Federation of Pakistan Chambers of Commerce and Industry Vice President Khurram Aijaz said there is no legislation under which the government could compel shipping lines to provide relief to the importers.

Aijaz said Senate Deputy Chairman Saleem Mandviwala invited proposals about legislation when he was informed about non-cooperation of shipping companies during a recent meeting.

Traders said statutory provisions in the Customs Act 1969 and relevant rules confer powers to some extent to the customs authorities to regulate the functions of shipping lines and monitor their charges.

The KCCI said Pakistani ports are the most unregulated in the region with lax rules having no clear guidelines, regulatory framework or specified tariffs for container detention, and other miscellaneous charges.

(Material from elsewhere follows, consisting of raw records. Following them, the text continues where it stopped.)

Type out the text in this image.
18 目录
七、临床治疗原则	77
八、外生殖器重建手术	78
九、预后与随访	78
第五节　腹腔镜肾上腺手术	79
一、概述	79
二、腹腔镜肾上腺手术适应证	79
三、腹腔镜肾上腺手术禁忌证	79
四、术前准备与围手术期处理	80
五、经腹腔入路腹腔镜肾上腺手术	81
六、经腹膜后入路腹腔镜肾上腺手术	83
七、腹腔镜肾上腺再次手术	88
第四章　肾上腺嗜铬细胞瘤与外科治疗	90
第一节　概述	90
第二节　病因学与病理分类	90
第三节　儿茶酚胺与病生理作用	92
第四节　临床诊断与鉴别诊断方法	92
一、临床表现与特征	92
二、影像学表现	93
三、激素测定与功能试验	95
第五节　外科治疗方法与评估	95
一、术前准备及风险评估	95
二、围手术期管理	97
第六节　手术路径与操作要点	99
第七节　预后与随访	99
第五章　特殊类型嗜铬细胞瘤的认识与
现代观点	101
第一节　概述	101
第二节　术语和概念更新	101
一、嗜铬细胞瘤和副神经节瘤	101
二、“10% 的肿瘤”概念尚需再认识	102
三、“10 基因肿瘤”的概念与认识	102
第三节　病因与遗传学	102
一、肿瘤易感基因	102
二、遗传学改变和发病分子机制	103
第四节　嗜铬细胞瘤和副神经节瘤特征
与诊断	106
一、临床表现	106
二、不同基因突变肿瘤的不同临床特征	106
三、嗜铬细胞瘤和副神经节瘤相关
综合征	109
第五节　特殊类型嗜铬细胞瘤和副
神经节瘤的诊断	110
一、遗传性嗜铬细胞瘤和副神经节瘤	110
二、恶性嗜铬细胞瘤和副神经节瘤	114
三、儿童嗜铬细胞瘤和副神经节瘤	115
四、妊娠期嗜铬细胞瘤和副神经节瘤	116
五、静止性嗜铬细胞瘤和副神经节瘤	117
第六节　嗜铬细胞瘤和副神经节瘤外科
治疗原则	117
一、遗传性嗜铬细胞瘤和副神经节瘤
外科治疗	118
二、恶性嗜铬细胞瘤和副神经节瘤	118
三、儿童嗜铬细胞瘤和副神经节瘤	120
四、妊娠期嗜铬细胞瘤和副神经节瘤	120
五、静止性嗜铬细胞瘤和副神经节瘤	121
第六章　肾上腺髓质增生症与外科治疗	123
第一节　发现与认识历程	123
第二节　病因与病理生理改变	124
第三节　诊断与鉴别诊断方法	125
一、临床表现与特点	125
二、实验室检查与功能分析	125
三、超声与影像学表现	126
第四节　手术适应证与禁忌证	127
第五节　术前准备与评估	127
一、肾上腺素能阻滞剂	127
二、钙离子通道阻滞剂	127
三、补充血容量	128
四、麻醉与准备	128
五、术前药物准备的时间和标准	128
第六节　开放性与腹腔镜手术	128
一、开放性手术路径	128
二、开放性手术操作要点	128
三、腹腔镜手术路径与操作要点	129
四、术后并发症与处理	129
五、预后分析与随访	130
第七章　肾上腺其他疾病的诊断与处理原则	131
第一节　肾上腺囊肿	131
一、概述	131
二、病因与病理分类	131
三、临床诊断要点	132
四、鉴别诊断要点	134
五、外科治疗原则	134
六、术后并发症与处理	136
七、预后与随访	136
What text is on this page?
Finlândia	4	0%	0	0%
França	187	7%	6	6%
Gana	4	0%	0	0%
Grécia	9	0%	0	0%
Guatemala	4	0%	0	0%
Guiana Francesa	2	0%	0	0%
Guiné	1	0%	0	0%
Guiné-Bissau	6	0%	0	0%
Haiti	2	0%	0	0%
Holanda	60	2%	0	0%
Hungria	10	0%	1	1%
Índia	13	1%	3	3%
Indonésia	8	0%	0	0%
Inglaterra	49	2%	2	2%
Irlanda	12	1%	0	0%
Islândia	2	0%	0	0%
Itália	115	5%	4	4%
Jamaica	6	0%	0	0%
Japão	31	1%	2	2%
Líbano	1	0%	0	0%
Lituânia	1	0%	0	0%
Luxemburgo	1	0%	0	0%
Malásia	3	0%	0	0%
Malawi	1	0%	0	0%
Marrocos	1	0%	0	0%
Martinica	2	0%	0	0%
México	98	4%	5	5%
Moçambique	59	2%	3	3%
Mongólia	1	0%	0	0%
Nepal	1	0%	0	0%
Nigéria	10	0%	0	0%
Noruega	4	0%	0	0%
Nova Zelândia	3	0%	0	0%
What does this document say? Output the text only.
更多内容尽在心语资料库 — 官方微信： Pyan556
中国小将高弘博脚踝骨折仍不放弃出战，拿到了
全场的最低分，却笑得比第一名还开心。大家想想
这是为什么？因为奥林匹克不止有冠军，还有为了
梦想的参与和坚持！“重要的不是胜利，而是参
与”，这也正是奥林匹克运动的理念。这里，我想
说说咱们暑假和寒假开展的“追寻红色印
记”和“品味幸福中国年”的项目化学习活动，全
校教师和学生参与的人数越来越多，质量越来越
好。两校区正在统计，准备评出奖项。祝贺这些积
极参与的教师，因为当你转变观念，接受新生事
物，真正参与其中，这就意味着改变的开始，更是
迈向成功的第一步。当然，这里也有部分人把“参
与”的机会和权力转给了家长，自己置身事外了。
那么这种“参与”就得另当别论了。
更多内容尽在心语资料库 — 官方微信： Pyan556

“Ministry of maritime affairs has hardly paid any attention in the last two years of present government to regulate the activities of shipping lines and their agents,” it said. “FBR (Federal Board of Revenue) and Customs Preventive have failed to come to the rescue of importers and protect Pakistan’s economic interests in the face of immense clout and ability of the shipping lines to circumvent any such leverage by customs.”

KCCI said importers and clearing agents are forced to pay the discretionary charges without contest because the delay of each single day increases the cost of imported cargoes. “There have been instances where detention charges have accumulated to a level where the entire value of cargo was wiped out and customs authorities had to auction the cargo to recover their dues.”

The chamber said ports have been taken over by foreign shipping lines and foreign based terminal operators.

“Pakistan’s foreign trade and local industry are held hostage by these shipping lines, agents and terminal operators, resulting in higher cost of doing business,” it said.

“No other port authorities and ministries of shipping in the region including those in India, allow such kind of freehand to the shipping lines or terminal operators to blackmail importers and exporters at their whims.”

The KCCI said shipping lines have given generous concessions to the consignees in India without much delay, on the orders of ministry of shipping. In some cases, the licences of shipping lines were cancelled who refused to waive the detention charges during the lockdowns, it said.

The chamber said ministry of maritime affairs and FBR appear to be helpless in enforcing the relevant provisions of law and constitution, which may be invoked under such emergency circumstances and provide much-needed relief to the entire trade and industry.

“Shipping lines and private terminal operators have made billions of rupees for last many years, but in the time of an unprecedented crisis they not only refused to help and rescue Pakistan’s trade and industry, rather they

exploited this situation inhumanly and made a windfall profit at the cost of country’s economy,” it added.